Peak season is approaching: a powerful hurricane is drifting off the coast of the United States and three new storms are forming
As the peak of hurricane season approaches, the United States is monitoring two storms for possible impacts on land: one in the Pacific Ocean and one in the Atlantic. According to forecasters, at least two more storms should be expected after them, writes CNN.
Elis, a severe Category 1 hurricane with winds of up to 90 mph (145 km / h), is projected to remain in the eastern Pacific. It will not directly affect land area, but hurricane hazards extend far beyond the center of the storm.
The waves created by Elis are expected to cause life-threatening surf and rip currents along the west-central coast of Mexico and the southern Baja California Peninsula.
Waves up to 25 feet (7,6 meters) will also be hazardous to sailors.
With the derecho on Monday you may have missed Hurricane #Elida in the Eastern Pacific. There are no coastal watches or warnings in effect but ocean swells may cause life-threatening surf & rip currents along the west coast of #Mexico & #BajaCalifornia. https://t.co/qGdHTcDE3G pic.twitter.com/m6vH1ZLoZl
- UW-Madison CIMSS (@UWCIMSS) August 11
"While Elis is a hurricane, it will likely travel northwest over colder water and die," CNN meteorologist Chad Myers told CNN.
Although it is assumed that around Wednesday, August 12, Elis will begin to weaken, further meteorological events are expected after that.
“The tropics of the East Pacific Ocean off the west coast of Mexico seem to be getting very active,” Myers said. "Computer models predict two more tropical storms after that."
The earliest storm with a name starting with “J” may form later this week.
A tropical event in the Atlantic is expected to escalate into tropical storm Josephine over the next few days.
According to the National Hurricane Center, there is a 48% chance the system will turn into a tropical depression or tropical storm in the next 90 hours. If it does become a tropical storm, it will be the earliest recorded storm, starting with the letter "J". The previous record was on August 22, 2005.

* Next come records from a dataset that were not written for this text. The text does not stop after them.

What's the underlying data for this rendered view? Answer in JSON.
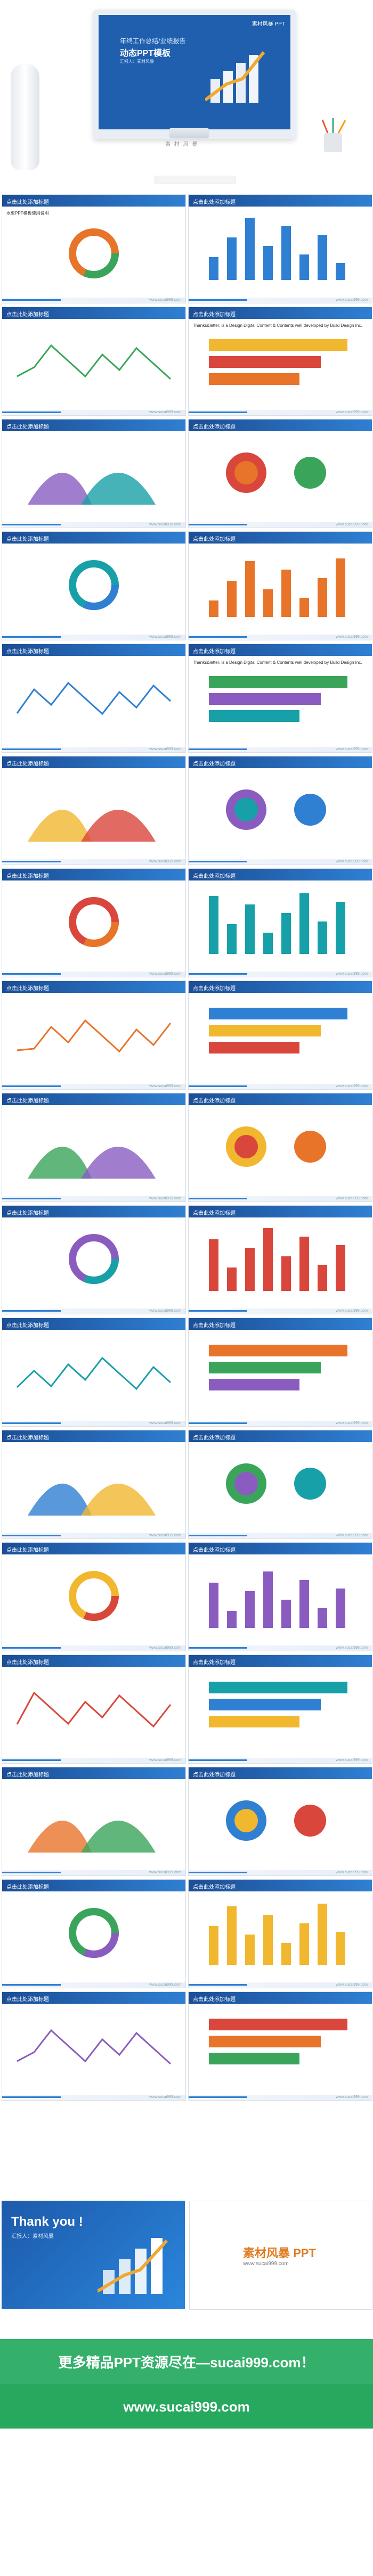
{
  "hero": {
    "logo": "素材风暴 PPT",
    "title_line1": "年终工作总结/业绩报告",
    "title_line2": "动态PPT模板",
    "subtitle": "汇报人：素材风暴",
    "caption": "素 材 风 暴"
  },
  "slide_header": "点击此处添加标题",
  "slide_footer": "www.sucai999.com",
  "slides": [
    {
      "note": "水型PPT模板使用说明"
    },
    {
      "note": ""
    },
    {
      "note": ""
    },
    {
      "note": "Thanks&letter, is a Design Digital Content & Contents well developed by Build Design Inc."
    },
    {
      "note": ""
    },
    {
      "note": ""
    },
    {
      "note": ""
    },
    {
      "note": ""
    },
    {
      "note": ""
    },
    {
      "note": "Thanks&letter, is a Design Digital Content & Contents well developed by Build Design Inc."
    },
    {
      "note": ""
    },
    {
      "note": ""
    },
    {
      "note": ""
    },
    {
      "note": ""
    },
    {
      "note": ""
    },
    {
      "note": ""
    },
    {
      "note": ""
    },
    {
      "note": ""
    },
    {
      "note": ""
    },
    {
      "note": ""
    },
    {
      "note": ""
    },
    {
      "note": ""
    },
    {
      "note": ""
    },
    {
      "note": ""
    },
    {
      "note": ""
    },
    {
      "note": ""
    },
    {
      "note": ""
    },
    {
      "note": ""
    },
    {
      "note": ""
    },
    {
      "note": ""
    },
    {
      "note": ""
    },
    {
      "note": ""
    },
    {
      "note": ""
    },
    {
      "note": ""
    },
    {
      "note": ""
    },
    {
      "note": ""
    },
    {
      "note": ""
    },
    {
      "note": ""
    }
  ],
  "thanks": {
    "title": "Thank you !",
    "subtitle": "汇报人：素材风暴"
  },
  "brand": {
    "logo": "素材风暴 PPT",
    "url": "www.sucai999.com"
  },
  "banner": {
    "line1": "更多精品PPT资源尽在—sucai999.com！",
    "line2": "www.sucai999.com"
  },
  "colors": {
    "header_blue": "#1b4e96",
    "accent_orange": "#e8742a",
    "green_band": "#35b06b"
  }
}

Josephine will continue this hurricane season's record pace, breaking previous records set in the infamous 2005 season when 28 named storms hit, 15 of which were hurricanes.
The tropical wave passed 900 miles (274 km) southwest of the Cape Verde Islands and on Tuesday, August 12, moved northwest.
On the subject: Why tornadoes often occur after a hurricane lands on land
Computer models suggest that this weekend (August 15 and 16) the wave will move north of the Leeward Islands and Puerto Rico, already as a tropical storm.
Whether this will affect the mainland of the United States remains unclear, but the National Hurricane Center is watching closely.
The 2020 Atlantic hurricane season runs from June 1 to November 30. Areas covered include the Atlantic Ocean, Gulf of Mexico and Caribbean Sea.